Untuk pemeriksaan lebih lanjut, pria terobos istana itu dikirim ke Mabes Polri guna pemeriksaan lebih lanjut.
“Usai diinterogasi sekitar pukul 20.00 WIB, pria itu dibawa ke Mabes Polri,” ucap Ardiansyah.
Dari informasi yang berhasil dihimpun, ponsel yang dibawa pria penerobos istana berinisial IR (44) berisikan ujaran kebencian terhadap sejumlah tokoh nasional seperti Presiden Joko Widodo.
“Ponselnya berisikan dengan ancaman kekerasan, ancaman pembunuhan, dan ujaran kebencian yang ditujukan kepada Pak Jokowi, Pak SBY, dan Pak Prabowo,” terang Kepala Bagian Penerangan Umum Divisi Humas Polri Komisaris Besar Martinus Sitompul di Mabes Polri.

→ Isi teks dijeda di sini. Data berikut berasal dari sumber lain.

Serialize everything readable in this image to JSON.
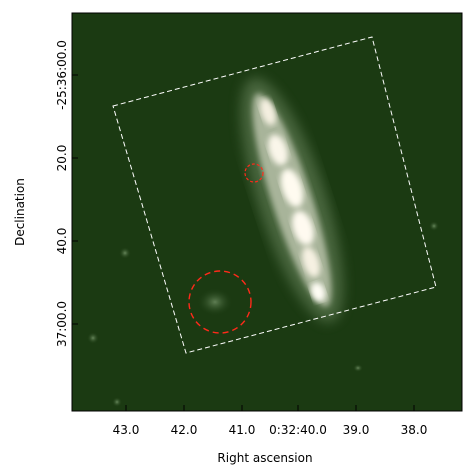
{
  "chart_data": {
    "type": "heatmap",
    "title": "",
    "xlabel": "Right ascension",
    "ylabel": "Declination",
    "x_ticks": [
      "43.0",
      "42.0",
      "41.0",
      "0:32:40.0",
      "39.0",
      "38.0"
    ],
    "y_ticks": [
      "-25:36:00.0",
      "20.0",
      "40.0",
      "37:00.0"
    ],
    "colormap": "dark-green to white",
    "colors": {
      "background": "#1b3a12",
      "frame": "#000000",
      "footprint": "#ffffff",
      "circles": "#ff2a1a"
    },
    "annotations": [
      {
        "type": "footprint",
        "style": "dashed",
        "color": "white"
      },
      {
        "type": "circle",
        "size": "small",
        "style": "dashed",
        "color": "red"
      },
      {
        "type": "circle",
        "size": "large",
        "style": "dashed",
        "color": "red"
      }
    ]
  }
}
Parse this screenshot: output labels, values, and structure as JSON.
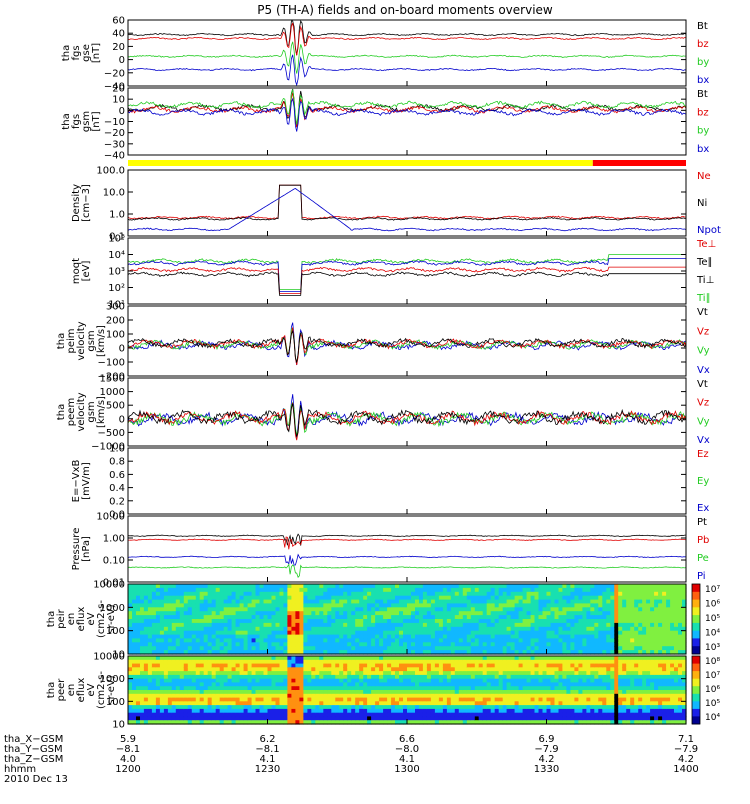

Insiden warga coba terobos istana bukan kali pertama terjadi. Beberapa waktu lalu, pria tanpa busana berinisial BS berusaha masuk ke dalam Istana Kepresidenan.
BACA JUGA: Istana Ditembaki, Dua Petugas Keamanan Tewas
Belakangan diketahui yang bersangkutan menderita gangguan jiwa.